The trial court erred as a matter of law in directing the parties to repay
Husband’s father upon sale of the rental property. “In [a] dissolution
action, the trial court does not have jurisdiction to adjudicate property
rights of nonparties.” Noormohamed v. Noormohamed, 179 So. 3d 379,
380 (Fla. 5th DCA 2015) (alteration in original) (quoting Minsky v. Minsky,
779 So. 2d 375, 377 (Fla. 2d DCA 2000)). Although a trial court in a
dissolution judgment certainly can identify marital assets and liabilities,
and allocate them to the parties pursuant to section 61.075(3), Florida
Statutes (2014), it cannot adjudicate a debt. Here, by awarding part of the
proceeds of the sale of the rental property to the father, the court
essentially placed an equitable lien on the property to allow the father to
secure repayment of the loan. The court thus converted him from an
unsecured creditor into a secured one. On remand, the father can only
pursue the debt, if he so chooses, by instituting a separate action. See
Labato v. Labato, 433 So. 2d 620, 621 (Fla. 4th DCA 1983) (holding the
trial court impermissibly imposed an equitable lien on the property by
adjudicating the rights of non-parties, but reversing without prejudice to
allow the non-parties to institute a separate action).
D. Attorney’s Fees Award
We review a decision on a motion for attorney’s fees for an abuse of
discretion. Henry v. Henry, 191 So. 3d 995, 999 (Fla. 4th DCA 2016).

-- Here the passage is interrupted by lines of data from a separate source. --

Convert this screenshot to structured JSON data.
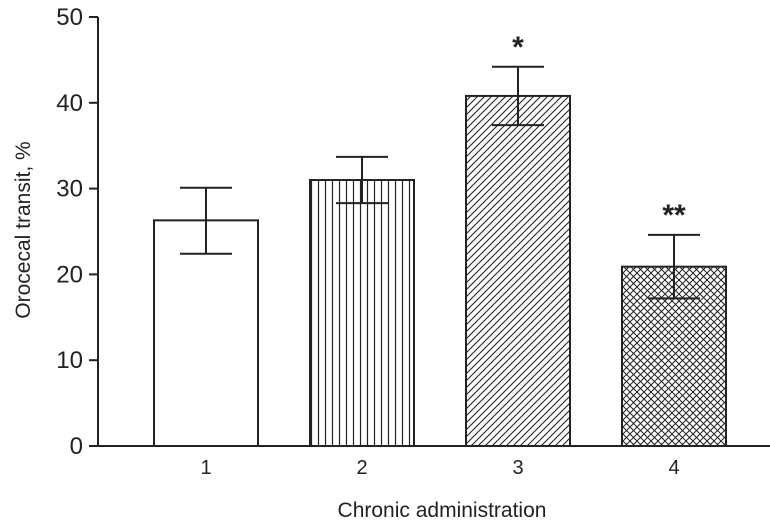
{
  "chart_data": {
    "type": "bar",
    "title": "",
    "xlabel": "Chronic administration",
    "ylabel": "Orocecal transit, %",
    "categories": [
      "1",
      "2",
      "3",
      "4"
    ],
    "values": [
      26.3,
      31.0,
      40.8,
      20.9
    ],
    "error_upper": [
      30.1,
      33.7,
      44.2,
      24.6
    ],
    "error_lower": [
      22.4,
      28.3,
      37.4,
      17.2
    ],
    "annotations": [
      "",
      "",
      "*",
      "**"
    ],
    "bar_patterns": [
      "none",
      "vertical-lines",
      "diagonal-lines",
      "crosshatch"
    ],
    "ylim": [
      0,
      50
    ],
    "yticks": [
      0,
      10,
      20,
      30,
      40,
      50
    ],
    "grid": false,
    "legend": "none",
    "colors": {
      "bar_fill": "#ffffff",
      "bar_stroke": "#222222",
      "pattern": "#222222",
      "axis": "#222222",
      "text": "#222222"
    }
  }
}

“An award of attorney’s fees and costs is based on each spouse’s
respective need and ability to pay.” Fichtel v. Fichtel, 141 So. 3d 593, 596
(Fla. 4th DCA 2014); see also § 61.16, Fla. Stat. (2014). In light of our
reversal with respect to Husband’s ownership of the shares in DSC
Holdings Limited and our remand of the alimony issue, it is appropriate
that we also remand Wife’s request for Husband to pay her attorney’s fees
and costs and direct the trial court to revisit this issue, making “specific
findings of fact—either at the hearing or in the written judgment—
supporting its determination of entitlement to an award of attorney’s fees
and the factors that justify the specific amount awarded.” Arena v. Arena,
103 So. 3d 1044, 1046 (Fla. 2d DCA 2013). “[V]ague findings present an
obstacle to meaningful appellate review.” Id. at 1047.
Conclusion
We recognize the inherent difficulty for a trial court tasked with
preparing a final judgment of dissolution in a situation in which the parties
have significant assets but limited income. The instant case was certainly
8
not “an ordinary divorce.”
As set forth above, we reverse the final judgment as to the support
determinations affected by the ownership status of the DSC Holdings
Limited shares and the treatment of the proceeds from the sale of the
rental property. We further reverse and remand with instructions with
respect to the awards of alimony and attorney’s fees. In revisiting these
issues, the trial court must make explicit findings and conclusions and
recalculate its equitable distribution award in light of Husband’s
“economic circumstances” being different from those initially considered
by the court. See § 61.075(1)(b), Fla. Stat. (2014).
Affirmed in part, reversed in part, and remanded.
TAYLOR and CONNER, JJ., concur.
* * *
Not final until disposition of timely filed motion for rehearing.